Ihre Hochachtung brachte sie beiden nominierten Angeboten in der Kategorie „Spezial“ entgegen: Correctiv für den Impact der „Geheimplan-Recherche“ und netzpolitik.org/BR für die „Databroker-Files-Recherche“. Letztere haben den Spezialpreis schließlich gewonnen. Rebecca Ciesielski beschrieb im Interview mit Anja Backhaus noch einmal kurz die irritierende Leichtigkeit, mit der das Rechercheteam an hochsensible Daten kommen konnte, die allein durch die Nutzung von Smartphone und Apps entstanden sind, von Firmen gesammelt und weiterverkauft, im Fall der Recherche sogar kostenlos preisgegeben wurden.
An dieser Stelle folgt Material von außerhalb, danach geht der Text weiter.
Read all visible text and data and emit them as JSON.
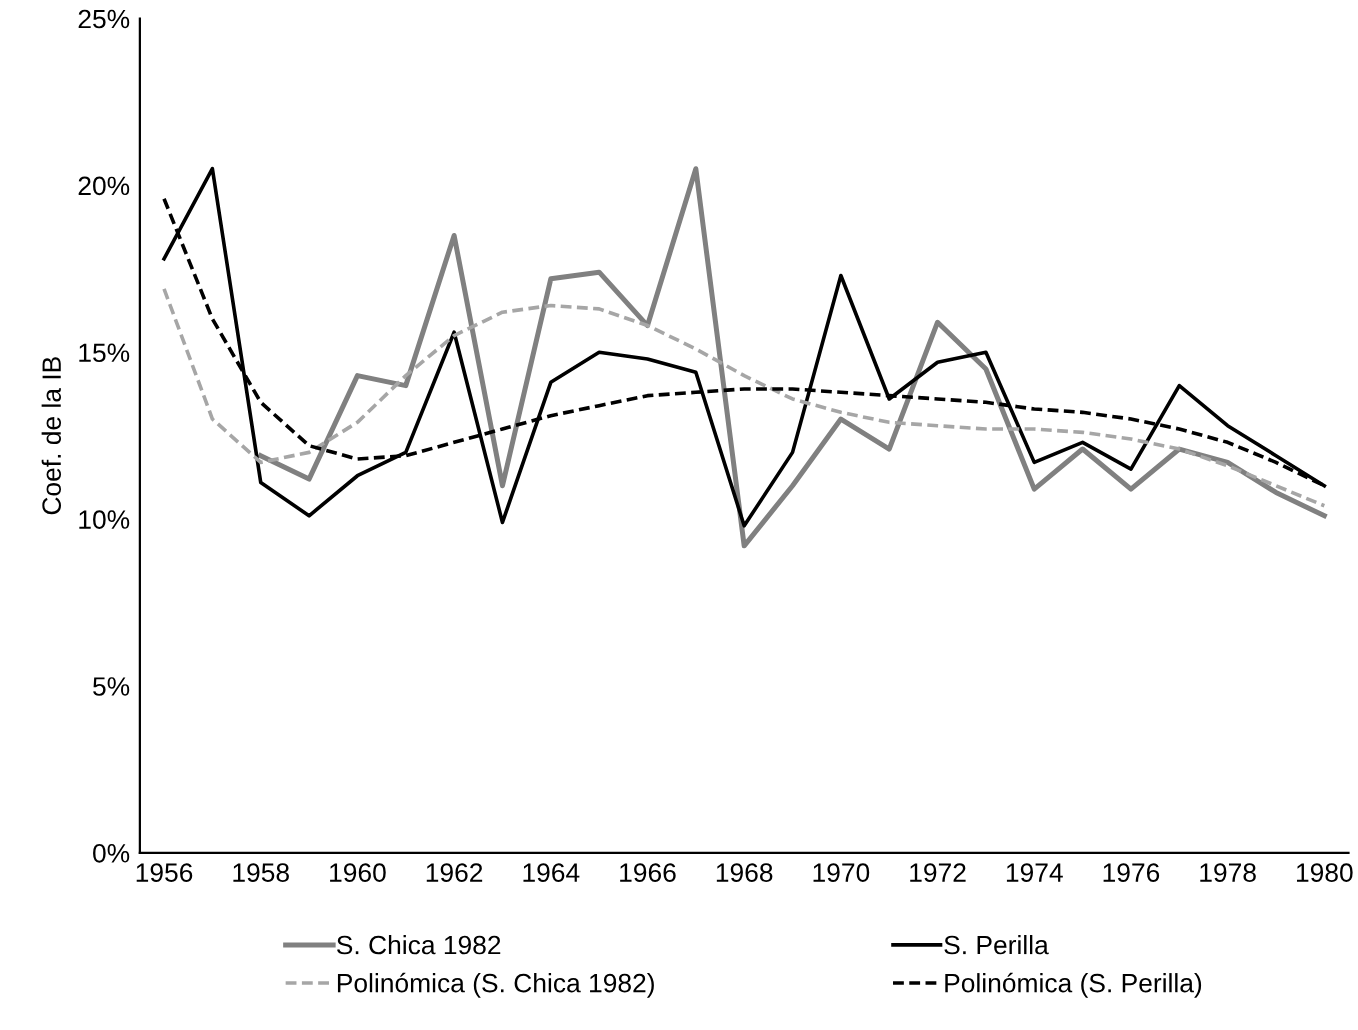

Anja Backhaus im Gespräch mit Rebecca Ciesielski; Foto: Mareen Meyer / Grimme-Institut

Anja Backhaus im Gespräch mit Rebecca Ciesielski; Foto: Mareen Meyer / Grimme-Institut

Das Ganze sei ein „Skandal“, wie Sarah Brasack zurecht betonte. Aber was kann dagegen unternommen werden? „Man hat natürlich immer das Spannungsverhältnis zwischen Regulation und Selbstverantwortung“, meinte Ciesielki, doch haben ihre Untersuchungen gezeigt, dass die Selbstverantwortung da ggf. nicht ausreiche. Vielleicht müsse doch mehr Regulation vorgenommen werden.

Komik und Tragödie

Was schwer begann, hier und da von etwas Leichtigkeit durchbrochen, dann aber wieder wuchtig wurde – das sollte nun mit dem letzten zu vergebenen Preis einen heiteren Abschluss erhalten, auch wenn, wie es halt oft mit niveauvollem Humor so ist, so manches angesprochene Thema an sich nicht witzig ist. Dies drückt auch der letzte Preisträger dieses Abends aus, Tahsim Durgun: „Ich habe (…) begriffen, dass die Mechanismen von Komik und Tragödie sehr nah beieinander liegen und man eigentlich nur noch das Deckungsgleiche füreinander entdecken muss.“

Anja Backhaus im Gespräch mit Tahsim Durgun und Sara Brasack; Foto: Mareen Meyer / Grimme-Institut

Anja Backhaus im Gespräch mit Tahsim Durgun und Sara Brasack; Foto: Mareen Meyer / Grimme-Institut

Durgun erhielt für seinen TikTok-Kanal @tahdur den Publikumspreis – auf der Basis der zum Grimme Online Award nominierten Vorschläge haben die Nutzer*innen das von ihnen favorisierte Angebot ausgewählt. Auf Platz 2 in der Abstimmung kam der TikTok-Kanal „keine.erinnerungskultur“ von Susanne Siegert (s.o.), Nadia Zaboura mit ihrer Medienkritik auf Instagram erreichte Platz 3. Tahsim Durgun blieb bei aller Freude und Bewegtheit der Dank des Gewinners an Mutter, Vater und Geschwister – und natürlich an Beyoncé.

Ein schöner Abschluss!

PS: Der Gruß an Beyoncé hatte eine kleine Vorgeschichte – nachzuschauen im Video der Gesamtveranstaltung bei YouTube.